I really appreciate journalists. They are tasked with using as few words as possible to answer who, what, why, when, where and how, plus evoke a mood and make us care, even about cold, hard facts.
I admire their ability to write “tight,” which is why I also love quotations—succinct treasures of words that leave a lasting impression.
Since I began writing this column, I’ve gathered a few quotations from friends about aging that I feel a need to spotlight. Who knows? Maybe they’ll end up on your refrigerator door, at eye level.
“There is no such thing as perfect health as you age,” says one friend. A companion quote finishes the thought: “Don’t compare how you feel now to when you were younger.”
If we’re lucky, we age, usually so slowly we don’t even pay attention until one day we notice we don’t have the same stamina. Or we’re much more easily distracted. Or we can’t remember the last name of our neighbor of twenty years.

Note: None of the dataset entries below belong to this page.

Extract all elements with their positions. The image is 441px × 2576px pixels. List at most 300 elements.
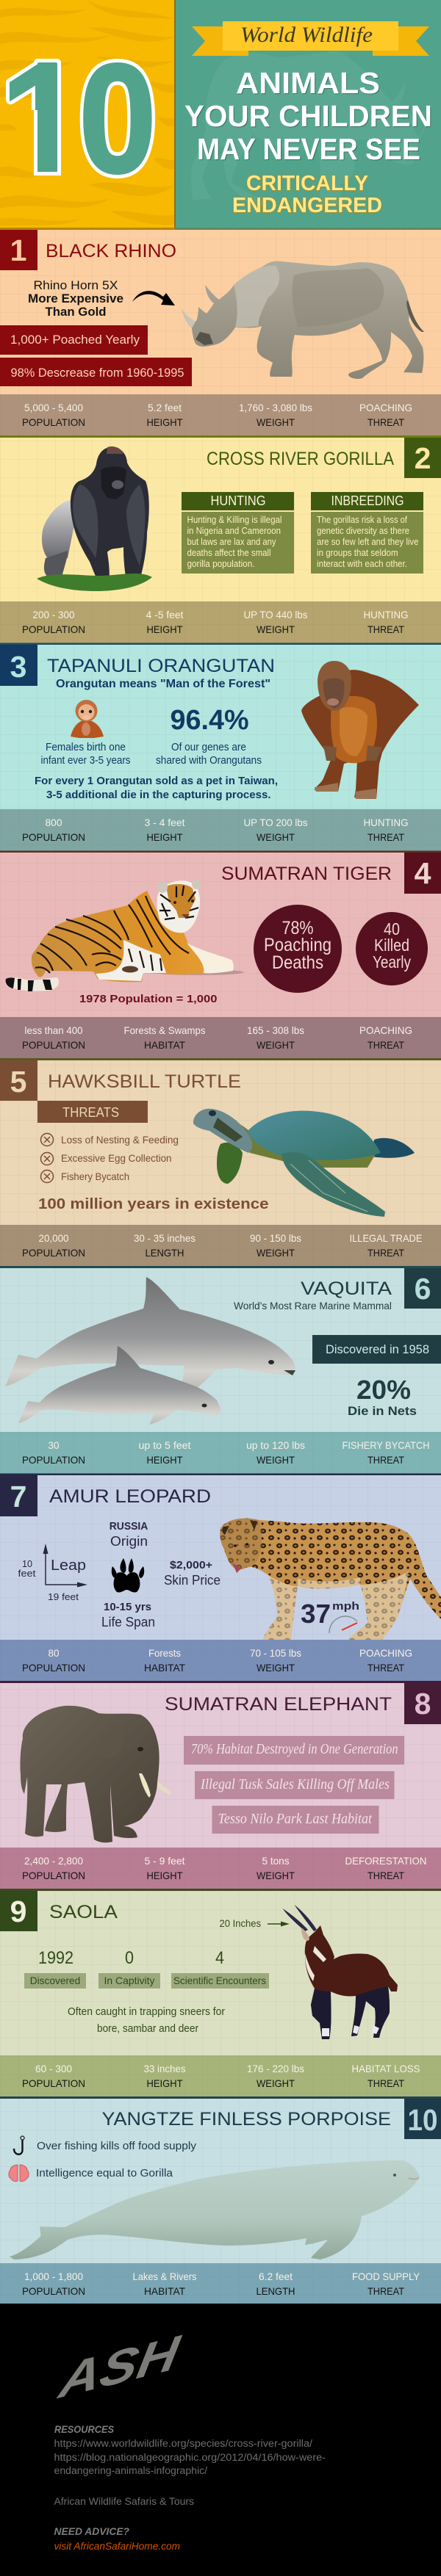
icon: fish hook xyxy=(14,2136,24,2154)
stat: threat: THREAT xyxy=(368,623,404,635)
life span: Life Span xyxy=(101,1615,155,1629)
stat: threat: THREAT xyxy=(368,1039,404,1051)
text: genes: Of our genes are xyxy=(171,741,246,753)
resources: endangering-animals-infographic/ xyxy=(54,2465,207,2476)
text: birth rate: infant ever 3-5 years xyxy=(41,754,131,767)
stat: height xyxy=(144,2063,185,2089)
big number 10: 0 xyxy=(79,31,157,206)
stat: height xyxy=(138,1439,191,1466)
title: CROSS RIVER GORILLA xyxy=(207,449,394,469)
stat: height: HEIGHT xyxy=(147,1454,183,1466)
stat: population: POPULATION xyxy=(22,1662,85,1674)
panel: hunting: Hunting & Killing is illegal xyxy=(187,515,282,525)
stat: habitat: HABITAT xyxy=(144,2285,185,2297)
stat: length: LENGTH xyxy=(256,2285,295,2297)
number badge 8: 8 xyxy=(415,1687,431,1721)
stat: height xyxy=(146,609,184,635)
number badge 1 xyxy=(0,230,37,270)
stat: threat xyxy=(352,2271,420,2297)
stat: threat: THREAT xyxy=(368,2077,404,2089)
stat: threat: POACHING xyxy=(359,1024,412,1036)
number badge 3: 3 xyxy=(10,650,26,684)
number badge 4 xyxy=(404,853,441,894)
stat: weight: UP TO 200 lbs xyxy=(244,817,307,828)
stat: weight: 1,760 - 3,080 lbs xyxy=(239,402,312,413)
callout circle: killed yearly: 40 xyxy=(384,919,400,938)
vaquita illustration: adult xyxy=(5,1277,295,1388)
need advice xyxy=(54,2525,180,2552)
fact panel: tusk sales xyxy=(195,1771,394,1799)
stat: weight: UP TO 440 lbs xyxy=(244,609,307,621)
big number 10: 1 xyxy=(0,32,87,206)
stat: height: 5.2 feet xyxy=(148,402,182,413)
title: HAWKSBILL TURTLE xyxy=(48,1071,241,1092)
callout circle: killed yearly: Killed xyxy=(374,936,409,955)
callout circle: killed yearly: Yearly xyxy=(373,952,411,972)
stat: weight: WEIGHT xyxy=(257,1662,295,1674)
threat item: bycatch xyxy=(41,1171,129,1182)
stat banner: decrease xyxy=(0,358,192,386)
horn annotation: 20 Inches xyxy=(219,1917,261,1929)
stat: length: 6.2 feet xyxy=(259,2271,293,2282)
fact: in captivity: In Captivity xyxy=(104,1975,154,1986)
text: birth rate: Females birth one xyxy=(46,741,126,753)
number badge 7 xyxy=(0,1475,37,1516)
stat: height: up to 5 feet xyxy=(138,1439,191,1451)
stat: length: LENGTH xyxy=(146,1247,184,1259)
headline: MAY NEVER SEE xyxy=(197,132,420,166)
stat: population: POPULATION xyxy=(22,2285,85,2297)
section 9: saola xyxy=(0,1891,441,2099)
fact panel: tesso nilo: Tesso Nilo Park Last Habitat xyxy=(218,1811,372,1827)
header teal panel xyxy=(176,0,441,228)
section 10: yangtze finless porpoise xyxy=(0,2099,441,2304)
title: SAOLA xyxy=(49,1902,118,1922)
stat: threat: DEFORESTATION xyxy=(345,1855,426,1867)
section 3: tapanuli orangutan xyxy=(0,645,441,853)
callout: rhino horn: Rhino Horn 5X xyxy=(34,278,118,292)
callout: rhino horn xyxy=(28,278,123,319)
fact: in captivity xyxy=(98,1948,160,1989)
callout: discovered xyxy=(312,1335,441,1364)
callout circle: killed yearly xyxy=(356,912,428,985)
fact panel: tesso nilo xyxy=(212,1806,379,1834)
fact: scientific encounters: Scientific Encounters xyxy=(173,1975,266,1986)
stat: threat: THREAT xyxy=(368,1247,404,1259)
note: trapping: Often caught in trapping sneers for xyxy=(68,2006,225,2018)
stat: threat xyxy=(350,1232,422,1259)
stat: threat xyxy=(359,402,412,428)
stat: population: 30 xyxy=(49,1439,60,1451)
callout: rhino horn: Than Gold xyxy=(46,305,106,319)
stat: population: 80 xyxy=(49,1647,60,1659)
subtitle: World's Most Rare Marine Mammal xyxy=(234,1300,392,1311)
stat: 96.4%: 96.4% xyxy=(171,705,248,736)
rhino illustration xyxy=(181,261,424,379)
section 8: sumatran elephant xyxy=(0,1683,441,1891)
stat: height: HEIGHT xyxy=(147,623,183,635)
text: genes: shared with Orangutans xyxy=(156,754,262,767)
panel: hunting: in Nigeria and Cameroon xyxy=(187,526,281,536)
subhead: critically endangered: CRITICALLY xyxy=(246,172,368,195)
title: AMUR LEOPARD xyxy=(49,1486,211,1507)
header yellow panel xyxy=(0,0,175,228)
stat: 20% die in nets: Die in Nets xyxy=(348,1404,417,1418)
stat: threat: HUNTING xyxy=(363,817,409,828)
section 2: cross river gorilla xyxy=(0,438,441,645)
stat: habitat xyxy=(144,1647,185,1674)
text: birth rate xyxy=(41,741,131,767)
threat item: nesting: Loss of Nesting & Feeding xyxy=(61,1134,179,1146)
header xyxy=(0,0,441,230)
callout circle: poaching deaths: Poaching xyxy=(264,935,331,955)
headline: ANIMALS xyxy=(236,66,380,100)
fact: scientific encounters xyxy=(171,1948,269,1989)
title: YANGTZE FINLESS PORPOISE xyxy=(101,2109,391,2130)
life span: 10-15 yrs xyxy=(104,1601,151,1613)
title: VAQUITA xyxy=(301,1278,392,1299)
panel: inbreeding: INBREEDING xyxy=(331,493,404,508)
stat: habitat: Forests & Swamps xyxy=(123,1024,206,1036)
stat: population: POPULATION xyxy=(22,2077,85,2089)
stat: weight xyxy=(250,1232,301,1259)
stat: threat: HABITAT LOSS xyxy=(351,2063,420,2074)
section 7: amur leopard xyxy=(0,1475,441,1683)
stat: height: 5 - 9 feet xyxy=(144,1855,185,1867)
origin: RUSSIA xyxy=(110,1520,148,1533)
stat: weight: WEIGHT xyxy=(257,1870,295,1881)
stat: threat xyxy=(351,2063,420,2089)
stat: population xyxy=(22,1855,85,1881)
fact panel: habitat destroyed: 70% Habitat Destroyed in One Generation xyxy=(191,1741,398,1757)
stat: threat: THREAT xyxy=(368,831,404,843)
stat: weight: up to 120 lbs xyxy=(246,1439,305,1451)
stat: height: HEIGHT xyxy=(147,2077,183,2089)
number badge 9 xyxy=(0,1891,37,1931)
stat bar xyxy=(22,1855,426,1881)
stat: height: HEIGHT xyxy=(147,831,183,843)
stat: length: 30 - 35 inches xyxy=(134,1232,196,1244)
stat: threat: THREAT xyxy=(368,1454,404,1466)
subtitle: Orangutan means "Man of the Forest" xyxy=(56,678,270,690)
resources: https://www.worldwildlife.org/species/cross-river-gorilla/ xyxy=(54,2438,312,2449)
stat: population: POPULATION xyxy=(22,416,85,428)
leap diagram xyxy=(18,1544,87,1602)
need advice: visit AfricanSafariHome.com xyxy=(54,2540,180,2552)
icon: baby orangutan xyxy=(71,700,104,738)
big number 10: 0 xyxy=(79,31,157,206)
logo: ASH: ASH xyxy=(54,2324,185,2409)
stat: population xyxy=(22,402,85,428)
number badge 6: 6 xyxy=(415,1272,431,1306)
stat: habitat xyxy=(123,1024,206,1051)
ribbon: World Wildlife xyxy=(192,21,429,56)
stat: weight xyxy=(247,1024,304,1051)
stat: weight: 176 - 220 lbs xyxy=(247,2063,304,2074)
stat: weight: 165 - 308 lbs xyxy=(247,1024,304,1036)
stat: weight: WEIGHT xyxy=(257,831,295,843)
stat: weight: WEIGHT xyxy=(257,416,295,428)
vaquita illustration: calf xyxy=(18,1346,220,1425)
stat bar xyxy=(22,1439,429,1466)
callout: rhino horn: More Expensive xyxy=(28,292,123,305)
fact: intelligence: Intelligence equal to Gorilla xyxy=(36,2167,173,2179)
stat: 20% die in nets: 20% xyxy=(356,1375,411,1405)
stat: weight: WEIGHT xyxy=(257,623,295,635)
porpoise illustration xyxy=(10,2160,420,2260)
stat: population: POPULATION xyxy=(22,1247,85,1259)
stat: height: HEIGHT xyxy=(147,1870,183,1881)
note: trapping: bore, sambar and deer xyxy=(97,2023,198,2035)
stat: population: 800 xyxy=(46,817,62,828)
stat: weight xyxy=(244,817,307,843)
stat bar xyxy=(22,1647,412,1674)
title: SUMATRAN ELEPHANT xyxy=(165,1694,392,1715)
stat: height: HEIGHT xyxy=(147,416,183,428)
section 6: vaquita xyxy=(0,1268,441,1475)
panel: inbreeding: genetic diversity as there xyxy=(317,526,409,536)
headline: YOUR CHILDREN xyxy=(184,99,432,133)
stat bar xyxy=(22,1232,422,1259)
fact: in captivity: 0 xyxy=(125,1948,134,1968)
panel: inbreeding: The gorillas risk a loss of xyxy=(317,515,407,525)
stat: height: 3 - 4 feet xyxy=(144,817,185,828)
number badge 6 xyxy=(404,1268,441,1309)
fact panel: tusk sales: Illegal Tusk Sales Killing Off Males xyxy=(200,1776,390,1792)
panel: hunting: HUNTING xyxy=(210,493,266,508)
title: BLACK RHINO xyxy=(46,241,176,261)
stat: population: POPULATION xyxy=(22,1870,85,1881)
ghost rhino watermark xyxy=(191,51,429,208)
stat: height xyxy=(147,402,183,428)
stat: threat xyxy=(345,1855,426,1881)
stat bar xyxy=(22,402,412,428)
stat: population: 60 - 300 xyxy=(35,2063,72,2074)
number badge 4: 4 xyxy=(415,856,431,890)
stat: population: POPULATION xyxy=(22,1039,85,1051)
stat: threat: THREAT xyxy=(368,2285,404,2297)
stat: weight xyxy=(246,1439,305,1466)
stat: weight: WEIGHT xyxy=(257,2077,295,2089)
stat: threat: FISHERY BYCATCH xyxy=(343,1439,429,1451)
number badge 7: 7 xyxy=(10,1480,26,1513)
life span xyxy=(101,1601,155,1629)
title: TAPANULI ORANGUTAN xyxy=(47,656,275,676)
stat bar xyxy=(22,2063,420,2089)
stat: habitat xyxy=(132,2271,197,2297)
number badge 1: 1 xyxy=(10,234,26,267)
number badge 9: 9 xyxy=(10,1895,26,1928)
turtle illustration xyxy=(193,1109,415,1217)
stat: population xyxy=(22,1647,85,1674)
stat: population: 1,000 - 1,800 xyxy=(24,2271,83,2282)
stat: height: 33 inches xyxy=(144,2063,185,2074)
stat: height xyxy=(144,1855,185,1881)
leap diagram: 19 feet xyxy=(48,1591,79,1602)
elephant illustration xyxy=(20,1706,172,1842)
icon: paw xyxy=(112,1558,144,1592)
number badge 8 xyxy=(404,1683,441,1724)
stat: threat xyxy=(363,817,409,843)
stat banner: poached xyxy=(0,325,148,355)
number badge 5 xyxy=(0,1060,37,1101)
threat item: eggs: Excessive Egg Collection xyxy=(61,1152,172,1164)
panel: inbreeding: are so few left and they live xyxy=(317,537,419,547)
callout: discovered: Discovered in 1958 xyxy=(326,1342,429,1356)
stat: threat: ILLEGAL TRADE xyxy=(350,1232,422,1244)
orangutan illustration xyxy=(301,661,419,799)
stat bar xyxy=(22,2271,420,2297)
stat: threat: POACHING xyxy=(359,402,412,413)
stat: weight: WEIGHT xyxy=(257,1039,295,1051)
stat: population: 2,400 - 2,800 xyxy=(24,1855,83,1867)
stat: population: POPULATION xyxy=(22,1454,85,1466)
stat: habitat: Forests xyxy=(148,1647,181,1659)
stat: weight: 70 - 105 lbs xyxy=(250,1647,301,1659)
number badge 5: 5 xyxy=(10,1065,26,1099)
number badge 2: 2 xyxy=(415,441,431,475)
leap diagram: feet xyxy=(18,1568,36,1579)
stat: weight: 90 - 150 lbs xyxy=(250,1232,301,1244)
stat bar xyxy=(22,1024,412,1051)
stat: weight: WEIGHT xyxy=(257,1454,295,1466)
fact panel: habitat destroyed xyxy=(184,1736,404,1765)
leopard illustration xyxy=(220,1519,441,1640)
callout circle: poaching deaths: 78% xyxy=(282,918,313,938)
credit: African Wildlife Safaris & Tours xyxy=(54,2495,194,2507)
speed callout: 37 mph: mph xyxy=(332,1600,359,1613)
stat: population xyxy=(22,1232,85,1259)
note: 1978 population: 1978 Population = 1,000 xyxy=(79,993,217,1005)
stat: population xyxy=(22,609,85,635)
text: genes xyxy=(156,741,262,767)
horn annotation xyxy=(219,1917,290,1929)
panel: hunting: gorilla population. xyxy=(187,559,254,569)
stat: population: POPULATION xyxy=(22,831,85,843)
stat: habitat: HABITAT xyxy=(144,1039,185,1051)
panel: inbreeding xyxy=(311,492,423,574)
stat: weight xyxy=(257,1855,295,1881)
fact: scientific encounters: 4 xyxy=(215,1948,224,1968)
stat: weight xyxy=(244,609,307,635)
stat: weight: 5 tons xyxy=(262,1855,290,1867)
headline xyxy=(184,66,432,166)
stat: weight: WEIGHT xyxy=(257,1247,295,1259)
stat: population: 200 - 300 xyxy=(32,609,75,621)
leap diagram: 10 xyxy=(22,1558,32,1569)
stat: weight xyxy=(247,2063,304,2089)
panel: inbreeding: interact with each other. xyxy=(317,559,407,569)
stat: population: 5,000 - 5,400 xyxy=(24,402,83,413)
stat: habitat: HABITAT xyxy=(144,1662,185,1674)
callout circle: poaching deaths xyxy=(254,905,342,993)
stat: population xyxy=(22,1439,85,1466)
threats heading xyxy=(37,1101,148,1123)
fact: over fishing: Over fishing kills off food supply xyxy=(37,2140,197,2152)
threats heading: THREATS xyxy=(62,1105,119,1120)
subhead: critically endangered xyxy=(232,172,382,217)
number badge 3 xyxy=(0,645,37,686)
stat bar xyxy=(22,817,409,843)
origin xyxy=(110,1520,148,1549)
stat: 20% die in nets xyxy=(348,1375,417,1418)
number badge 10: 10 xyxy=(407,2103,438,2137)
stat banner: poached: 1,000+ Poached Yearly xyxy=(10,333,140,347)
arrow xyxy=(132,291,175,305)
threat item: bycatch: Fishery Bycatch xyxy=(61,1171,129,1182)
skin price: Skin Price xyxy=(164,1573,220,1588)
gorilla illustration xyxy=(37,446,152,591)
big number 10: 1 xyxy=(0,32,87,206)
panel: inbreeding: in groups that seldom xyxy=(317,548,398,558)
note: trapping xyxy=(68,2006,225,2035)
stat: population xyxy=(22,2063,85,2089)
icon: brain xyxy=(9,2165,29,2182)
section 5: hawksbill turtle xyxy=(0,1060,441,1268)
stat: threat: FOOD SUPPLY xyxy=(352,2271,420,2282)
stat: height: 4 -5 feet xyxy=(146,609,184,621)
number badge 2 xyxy=(404,438,441,478)
saola illustration xyxy=(282,1905,398,2039)
fact: 100 million years: 100 million years in existence xyxy=(38,1196,269,1212)
resources xyxy=(54,2423,326,2476)
resources: RESOURCES xyxy=(54,2423,115,2435)
tiger illustration xyxy=(5,879,244,991)
stat: length xyxy=(256,2271,295,2297)
panel: hunting: deaths affect the small xyxy=(187,548,270,558)
stat: length xyxy=(134,1232,196,1259)
stat: height xyxy=(144,817,185,843)
stat: threat: THREAT xyxy=(368,416,404,428)
stat banner: decrease: 98% Descrease from 1960-1995 xyxy=(10,366,184,380)
stat: threat xyxy=(343,1439,429,1466)
stat: threat xyxy=(359,1647,412,1674)
leap diagram: Leap xyxy=(51,1557,86,1574)
stat: weight xyxy=(250,1647,301,1674)
resources: https://blog.nationalgeographic.org/2012/04/16/how-were- xyxy=(54,2452,326,2463)
stat: population xyxy=(22,1024,85,1051)
title: SUMATRAN TIGER xyxy=(221,864,392,884)
skin price: $2,000+ xyxy=(170,1559,212,1571)
speed callout: 37 mph: 37 xyxy=(301,1599,331,1629)
stat: threat: HUNTING xyxy=(363,609,409,621)
stat: threat: POACHING xyxy=(359,1647,412,1659)
fact: discovered: 1992 xyxy=(38,1948,74,1968)
stat: population: POPULATION xyxy=(22,623,85,635)
ribbon: World Wildlife: World Wildlife xyxy=(240,23,373,47)
stat: habitat: Lakes & Rivers xyxy=(132,2271,197,2282)
stat: threat xyxy=(359,1024,412,1051)
text: pet trade note: 3-5 additional die in the capturing process. xyxy=(46,789,270,801)
stat: threat xyxy=(363,609,409,635)
stat: threat: THREAT xyxy=(368,1870,404,1881)
need advice: NEED ADVICE? xyxy=(54,2525,129,2537)
stat: weight xyxy=(239,402,312,428)
stat bar xyxy=(22,609,409,635)
origin: Origin xyxy=(110,1534,148,1549)
text: pet trade note: For every 1 Orangutan sold as a pet in Taiwan, xyxy=(35,775,278,787)
fact: discovered: Discovered xyxy=(30,1975,80,1986)
footer xyxy=(0,2304,441,2576)
panel: hunting xyxy=(182,492,294,574)
stat: threat: THREAT xyxy=(368,1662,404,1674)
fact: discovered xyxy=(24,1948,86,1989)
big number 10 xyxy=(6,59,156,179)
text: pet trade note xyxy=(35,775,278,801)
stat: population: 20,000 xyxy=(38,1232,69,1244)
section 1: black rhino xyxy=(0,230,441,438)
speed callout: 37 mph xyxy=(301,1599,359,1633)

Or—a situation I personally don’t mind—naps become necessary.
Most of the time, these events are normal. I only have anecdotal evidence of that, but it’s good enough for me. I get better at rationalizing things as I age.
“I don’t want to…” can mean “I’m afraid to.” As middle-age fades, fears can rise. Our inner dialogue is peppered with a journalist’s list of questions we don’t ask aloud. Who will help me? What will become of me? Why don’t people listen to me anymore? When will I have to give in to these changes? Where will I live? How will I survive on my own?
Becoming invisible is frustrating, but “I’m afraid to” doesn’t mean someone is helpless, only that they might need a little help to stay the course.
“Life is a continual letting go of one thing or another.” As time passes, we routinely have to find a new normal. Change at any age is challenging, but when mental abilities aren’t as sharp as before, change worries us. It brings out the fight in many people to keep control over their lives.
If you are caring for your loved one, give them two choices you can live with, if possible, then let them choose. Ask yourself how you want to be treated if this happens to you. Do you have that picture in your head? Keep it there as you deal with your failing loved one. Find patience. Remember the Golden Rule.
And here’s a hard truth: sometimes nothing you do will help. If it’s true that as we age we become more of who we are, you may be dealing with someone who has never been emotionally open and now draws deeper into self—or turns more violently outward.
If someone has always been mean-spirited or selfish, their issues could worsen. It’s a stark picture if those people become more of what they are.
And yet, sometimes that scenario isn’t true, either. A person can change from sweet and happy to stubborn and combative, through no fault of their own, after dementia, chronic pain or debilitating illness overtakes them.
So, there aren’t any simple answers, but I feel it’s good to know we face a multitude of future possibilities, which subsequently prepares us for future realities. Guilt and hope drive us to keep trying, and love and respect sustain us on those tough journeys.
This was brought home in a big way for me with my mother-in-law. I walked into her room one day and she said, “Oh, Susie’s here.” She remembered my name for the first time in months. That made everything worth it to me, every sacrifice, every tear shed, every minute of worry or frustration. At two o’clock the next morning she passed away, leaving me the priceless gift of remembering me for just a moment.
Sometimes it’s the little things that matter the most.
“We are all trying to age as successfully as we can.” Aging is a privilege, and many people do it well. They’re able to stay active in mind and body. They enjoy their days. Genetics are responsible for some of that, but so is good medicine and good living.
A friend told me her father used to say, “Everything gets better—except once.” You can chuckle or groan at that, but I appreciate his attitude. “Don’t borrow trouble,” as our grandmothers said. Words to live by.
Susan Crosby is a Lodi author and member of the Lodi Senior Citizens Commission.